20th November 2023 – Ezekiel 19:1-14

19 And you, take up a lamentation for the princes of Israel, and say:

What was your mother? A lioness!
    Among lions she crouched;
in the midst of young lions
    she reared her cubs.
And she brought up one of her cubs;
    he became a young lion,
and he learned to catch prey;
    he devoured men.
The nations heard about him;
    he was caught in their pit,
and they brought him with hooks
    to the land of Egypt.
When she saw that she waited in vain,
    that her hope was lost,
she took another of her cubs
    and made him a young lion.
He prowled among the lions;
    he became a young lion,
and he learned to catch prey;
    he devoured men,
and seized their widows.
    He laid waste their cities,
and the land was appalled and all who were in it
    at the sound of his roaring.
Then the nations set against him
    from provinces on every side;
they spread their net over him;
    he was taken in their pit.
With hooks they put him in a cage
    and brought him to the king of Babylon;
    they brought him into custody,
that his voice should no more be heard
    on the mountains of Israel.
10 Your mother was like a vine in a vineyard
    planted by the water,
fruitful and full of branches
    by reason of abundant water.
11 Its strong stems became
    rulers' sceptres;
it towered aloft
    among the thick boughs;
it was seen in its height
    with the mass of its branches.
12 But the vine was plucked up in fury,
    cast down to the ground;
the east wind dried up its fruit;
    they were stripped off and withered.
As for its strong stem,
    fire consumed it.
13 Now it is planted in the wilderness,
    in a dry and thirsty land.
14 And fire has gone out from the stem of its shoots,
    has consumed its fruit,
so that there remains in it no strong stem,
    no sceptre for ruling.

This is a lamentation and has become a lamentation.
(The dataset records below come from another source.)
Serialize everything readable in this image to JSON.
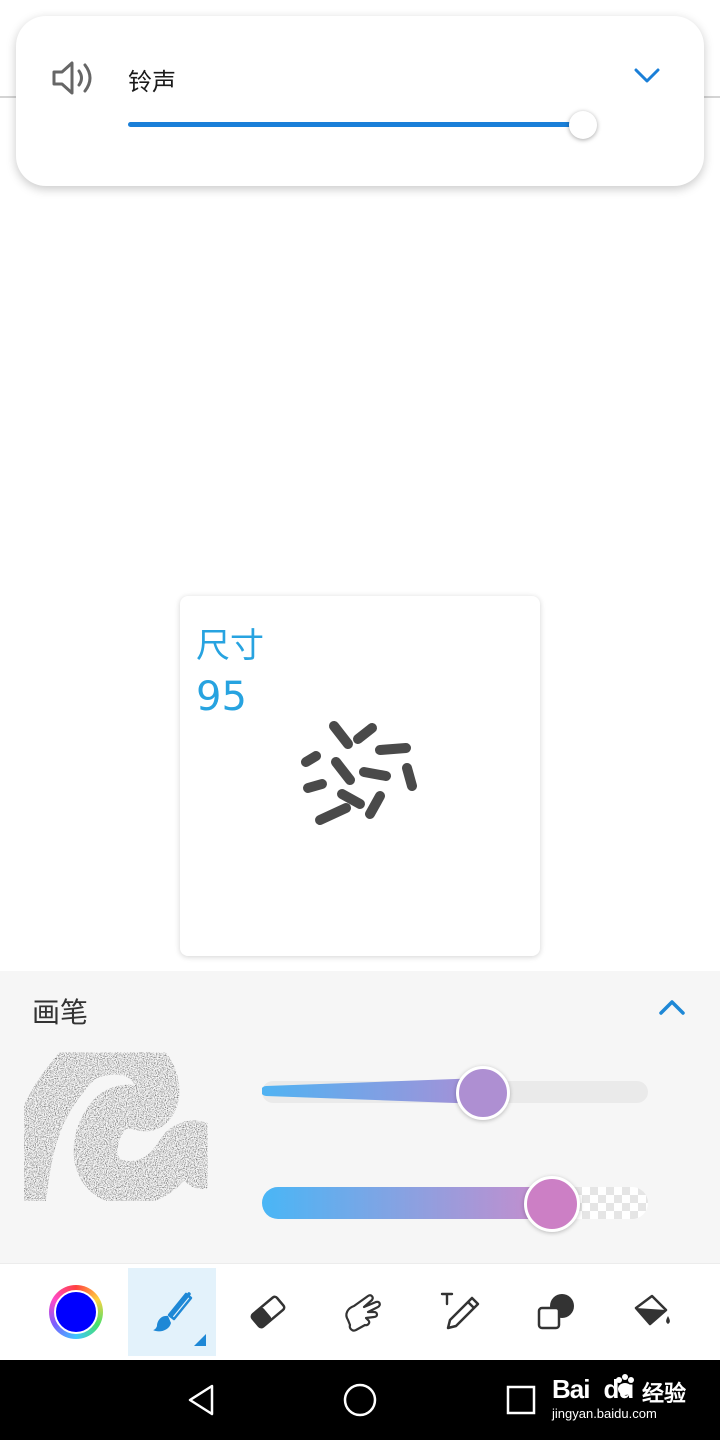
{
  "volume": {
    "label": "铃声",
    "level_fraction": 0.96,
    "accent_color": "#1a7fd8",
    "icon": "speaker-icon",
    "expand_icon": "chevron-down-icon"
  },
  "size_popup": {
    "title": "尺寸",
    "value": "95",
    "accent_color": "#27a3e0"
  },
  "brush_panel": {
    "title": "画笔",
    "collapse_icon": "chevron-up-icon",
    "size_slider_fraction": 0.57,
    "opacity_slider_fraction": 0.75
  },
  "toolbar": {
    "items": [
      {
        "name": "color-picker",
        "icon": "color-swatch",
        "color": "#0000ff"
      },
      {
        "name": "brush",
        "icon": "brush-icon",
        "active": true
      },
      {
        "name": "eraser",
        "icon": "eraser-icon"
      },
      {
        "name": "smudge",
        "icon": "finger-icon"
      },
      {
        "name": "text",
        "icon": "text-pen-icon"
      },
      {
        "name": "shapes",
        "icon": "shapes-icon"
      },
      {
        "name": "fill",
        "icon": "paint-bucket-icon"
      }
    ]
  },
  "navbar": {
    "buttons": [
      "back-icon",
      "home-icon",
      "recents-icon"
    ],
    "watermark_brand": "Bai",
    "watermark_brand_tail": "du",
    "watermark_cn": "经验",
    "watermark_url": "jingyan.baidu.com"
  }
}
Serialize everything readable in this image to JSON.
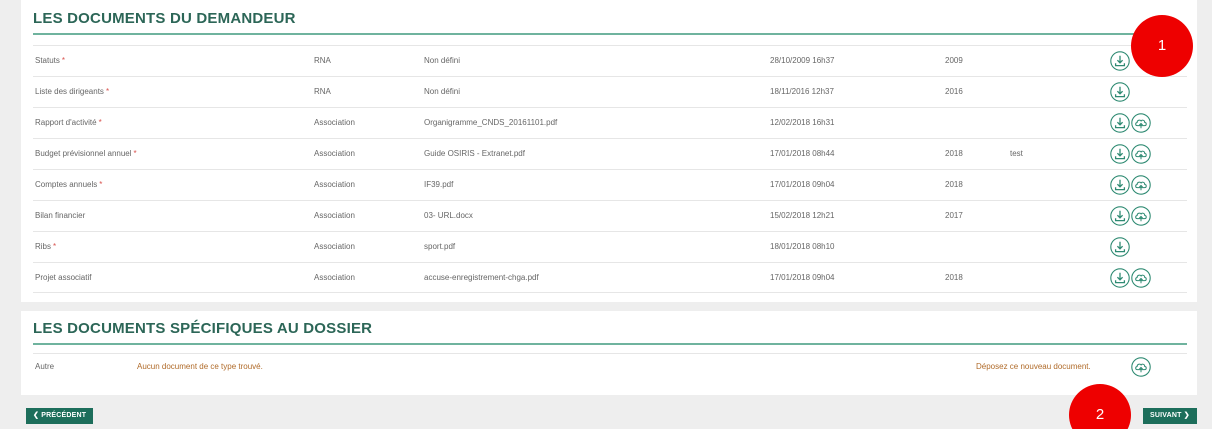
{
  "section_demandeur": {
    "title": "LES DOCUMENTS DU DEMANDEUR",
    "rows": [
      {
        "type": "Statuts",
        "required": "*",
        "source": "RNA",
        "file": "Non défini",
        "date": "28/10/2009 16h37",
        "year": "2009",
        "comment": "",
        "upload": false
      },
      {
        "type": "Liste des dirigeants",
        "required": "*",
        "source": "RNA",
        "file": "Non défini",
        "date": "18/11/2016 12h37",
        "year": "2016",
        "comment": "",
        "upload": false
      },
      {
        "type": "Rapport d'activité",
        "required": "*",
        "source": "Association",
        "file": "Organigramme_CNDS_20161101.pdf",
        "date": "12/02/2018 16h31",
        "year": "",
        "comment": "",
        "upload": true
      },
      {
        "type": "Budget prévisionnel annuel",
        "required": "*",
        "source": "Association",
        "file": "Guide OSIRIS - Extranet.pdf",
        "date": "17/01/2018 08h44",
        "year": "2018",
        "comment": "test",
        "upload": true
      },
      {
        "type": "Comptes annuels",
        "required": "*",
        "source": "Association",
        "file": "IF39.pdf",
        "date": "17/01/2018 09h04",
        "year": "2018",
        "comment": "",
        "upload": true
      },
      {
        "type": "Bilan financier",
        "required": "",
        "source": "Association",
        "file": "03- URL.docx",
        "date": "15/02/2018 12h21",
        "year": "2017",
        "comment": "",
        "upload": true
      },
      {
        "type": "Ribs",
        "required": "*",
        "source": "Association",
        "file": "sport.pdf",
        "date": "18/01/2018 08h10",
        "year": "",
        "comment": "",
        "upload": false
      },
      {
        "type": "Projet associatif",
        "required": "",
        "source": "Association",
        "file": "accuse-enregistrement-chga.pdf",
        "date": "17/01/2018 09h04",
        "year": "2018",
        "comment": "",
        "upload": true
      }
    ]
  },
  "section_specifiques": {
    "title": "LES DOCUMENTS SPÉCIFIQUES AU DOSSIER",
    "row": {
      "type": "Autre",
      "empty_message": "Aucun document de ce type trouvé.",
      "deposit_label": "Déposez ce nouveau document."
    }
  },
  "nav": {
    "prev_label": "❮ PRÉCÉDENT",
    "next_label": "SUIVANT ❯"
  },
  "markers": {
    "first": "1",
    "second": "2"
  },
  "colors": {
    "accent": "#1d6e5b",
    "title": "#2c6657",
    "rule": "#6fb39e",
    "required": "#d9534f",
    "marker": "#ee0000"
  },
  "icons": {
    "download": "download-icon",
    "upload": "cloud-upload-icon"
  }
}
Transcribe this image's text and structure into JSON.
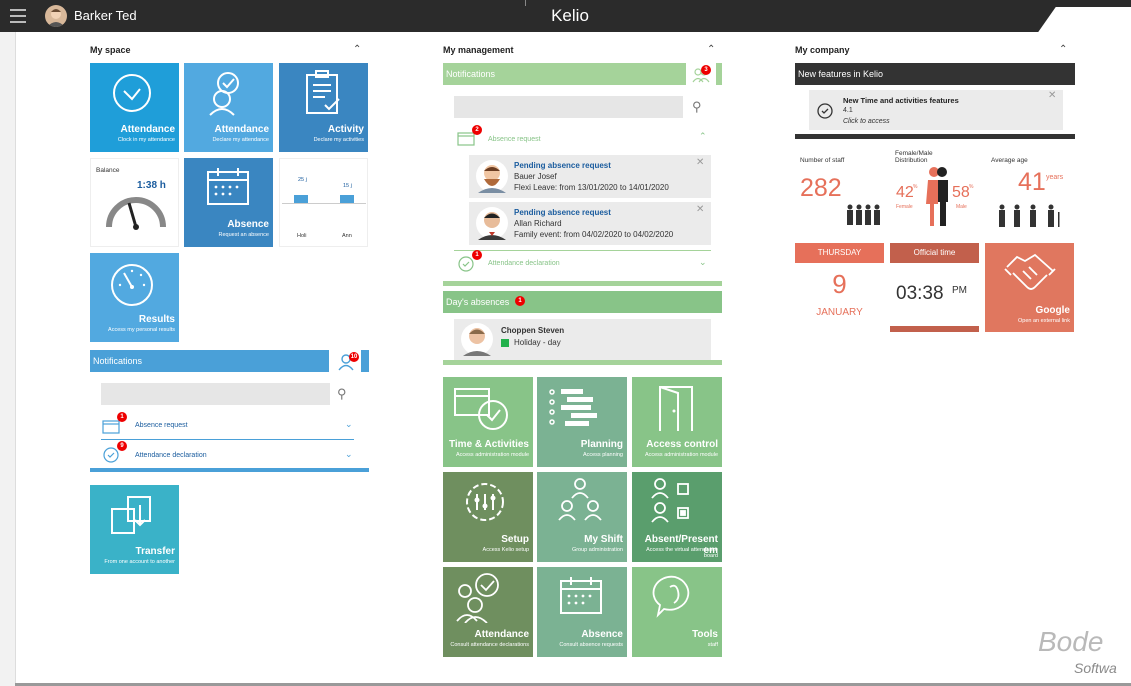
{
  "header": {
    "user_name": "Barker Ted",
    "app_name": "Kelio"
  },
  "my_space": {
    "title": "My space",
    "tiles": {
      "attendance_clock": {
        "title": "Attendance",
        "sub": "Clock in my attendance"
      },
      "attendance_declare": {
        "title": "Attendance",
        "sub": "Declare my attendance"
      },
      "activity": {
        "title": "Activity",
        "sub": "Declare my activities"
      },
      "balance": {
        "label": "Balance",
        "value": "1:38 h"
      },
      "absence": {
        "title": "Absence",
        "sub": "Request an absence"
      },
      "counters": {
        "holi_value": "25 j",
        "ann_value": "15 j",
        "holi_label": "Holi",
        "ann_label": "Ann"
      },
      "results": {
        "title": "Results",
        "sub": "Access my personal results"
      },
      "transfer": {
        "title": "Transfer",
        "sub": "From one account to another"
      }
    },
    "notifications": {
      "title": "Notifications",
      "badge": "10",
      "items": [
        {
          "label": "Absence request",
          "badge": "1"
        },
        {
          "label": "Attendance declaration",
          "badge": "9"
        }
      ]
    }
  },
  "my_management": {
    "title": "My management",
    "notifications": {
      "title": "Notifications",
      "badge": "3",
      "absence_request": {
        "label": "Absence request",
        "badge": "2"
      },
      "requests": [
        {
          "title": "Pending absence request",
          "name": "Bauer Josef",
          "detail": "Flexi Leave: from 13/01/2020 to 14/01/2020"
        },
        {
          "title": "Pending absence request",
          "name": "Allan Richard",
          "detail": "Family event: from 04/02/2020 to 04/02/2020"
        }
      ],
      "attendance_declaration": {
        "label": "Attendance declaration",
        "badge": "1"
      }
    },
    "days_absences": {
      "title": "Day's absences",
      "badge": "1",
      "person": {
        "name": "Choppen Steven",
        "status": "Holiday - day",
        "status_color": "#22b14c"
      }
    },
    "tiles": [
      {
        "title": "Time & Activities",
        "sub": "Access administration module"
      },
      {
        "title": "Planning",
        "sub": "Access planning"
      },
      {
        "title": "Access control",
        "sub": "Access administration module"
      },
      {
        "title": "Setup",
        "sub": "Access Kelio setup"
      },
      {
        "title": "My Shift",
        "sub": "Group administration"
      },
      {
        "title": "Absent/Present em",
        "sub": "Access the virtual attendance board"
      },
      {
        "title": "Attendance",
        "sub": "Consult attendance declarations"
      },
      {
        "title": "Absence",
        "sub": "Consult absence requests"
      },
      {
        "title": "Tools",
        "sub": "staff"
      }
    ]
  },
  "my_company": {
    "title": "My company",
    "news": {
      "title": "New features in Kelio",
      "item_title": "New Time and activities features",
      "item_version": "4.1",
      "item_link": "Click to access"
    },
    "staff": {
      "label": "Number of staff",
      "value": "282"
    },
    "distribution": {
      "label": "Female/Male Distribution",
      "female_value": "42",
      "male_value": "58",
      "unit": "%",
      "female_label": "Female",
      "male_label": "Male"
    },
    "age": {
      "label": "Average age",
      "value": "41",
      "unit": "years"
    },
    "date": {
      "weekday": "THURSDAY",
      "day": "9",
      "month": "JANUARY"
    },
    "time": {
      "label": "Official time",
      "value": "03:38",
      "suffix": "PM"
    },
    "google": {
      "title": "Google",
      "sub": "Open an external link"
    }
  },
  "watermark": {
    "line1": "Bode",
    "line2": "Softwa"
  }
}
We should note how the chapter ends: 'This is a lamentation and shall be for a lamentation'. The NEB puts it, 'This is the lament, and as a lament passed into use'. Probably what the translators mean by that is that it came to pass and therefore the lament was not forgotten, but became a reality. But what we need to notice is Ezekiel's distress in the whole matter. Sometimes we are given the impression by scholars and others, who perhaps should know better, that some of the old Hebrew prophets were blood-thirsty men, who delighted in mouthing fearful and frightful denunciations against God's people, and were almost pathological and paranoiac in their hatred and in their exultation in the judgment of God. But the real story is very different. Ezekiel took no pleasure in saying these things; he also was a son of Israel, and he felt for the woe and the tragedy of his people. He wept, and this is the measure of the weeping of his heart. It would do us good to remember this from time to time: here is a prophet uttering this prophecy of the final doom of Jerusalem and he says in effect to the people, 'It is something that I weep over, my brethren, not something I exult in, and something that we should all weep over'. Such, then, is the lament for the end of the dynasty of Israel.